Все это Е.С. Гинзбург показала не только простой записью, но и рассказом несомненной художественной силы. В этом ее заслуга. Есть в книге Е. Гинзбург сцены незабываемые по своей жуткой правде о подлинной физиономии коммунистического строя, но сцены эти показывают и иных людей – простых русских, сохранивших веру в Бога даже в муках каторги. Показаны и старые стойкие социал-революционеры, которых не сломил большевизм. Одна из заключенных эсерок отказывается взять папиросу, потому что папиросу предлагает ей коммунистка. Другой стуком передает вопрос «Кто вы?» и услыша в ответ «коммунистка», выстукивает «В этой партии у меня нет друзей». Показана и «обломок империи» – княгиня Урусова, напомнившая заключенным коммунисткам, певшим колыбельную: «Когда древние иудеи попали в пленение вавилонское, им приказали играть на арфах. Но они повесили арфы на стены и сказали: "работать будем: но играть – никогда"[»].
Написав «Смерч», Галина Серебрякова осталась не человеком, а партийцем. Евгения Гинзбург, написав «Крутой маршрут», лепечет, что «в нашей партии, в нашей стране снова царит великая ленинская правда». Она, впрочем, не повторяет слов Серебряковой о том, что от партии «исходит справедливость, истина и добро». Гинзбург знает, что от партии исходили и исходят провокация, застенки, каторга, муки и что вся «система» этой партии построена только на том, что угодно было ее вождю. Понимая все это, Е. Гинзбург спрашивает: «Неужели такое возможно просто так? Без справедливого возмездия?»
Это только начало понимания всего того ужаса, который царил в период сталинщины и который в любой момент может быть возрожден и сейчас. «Крутой маршрут» Е.С. Гинзбург открывает перед читателем еще и еще раз тот круг Дантова Ада, о котором иные начинают забывать, а другие думают, что сталинский ад выдумали «враги советского народа».

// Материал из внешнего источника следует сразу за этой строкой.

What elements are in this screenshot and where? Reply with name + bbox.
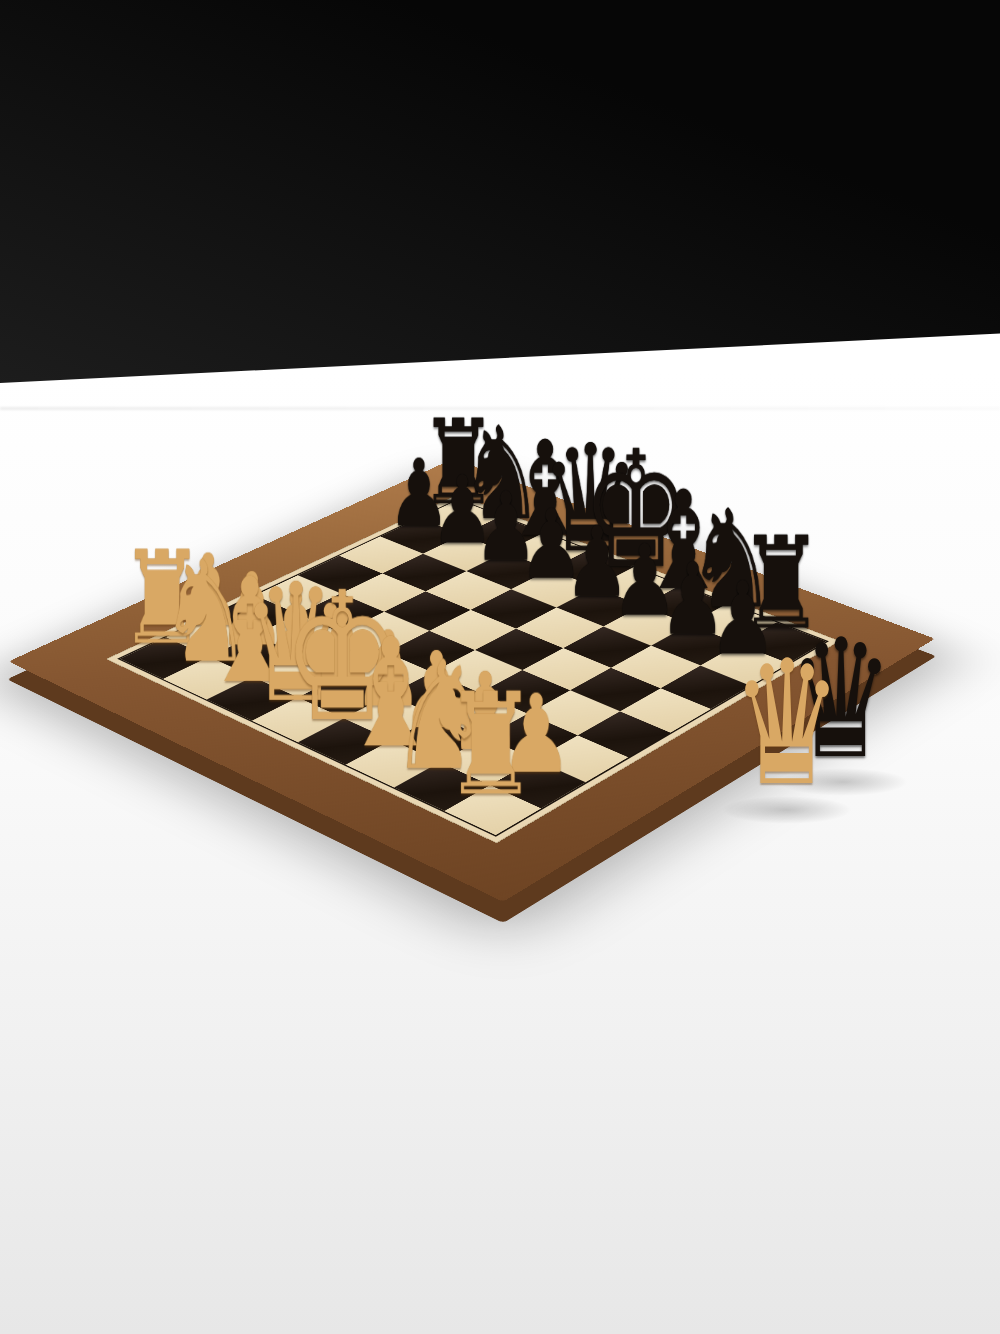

Е. Гинзбург рассказывает, как создавали этих «врагов» и как во «врагах», кроме миллионов беспартийных, оказались и сотни тысяч коммунистов. Правдивая книга Е. Гинзбург написана[,] безусловно[,] талантливо. Повествуется в ней о том, чего в прежнем виде больше нет на советской земле, но что в любой момент может возникнуть снова.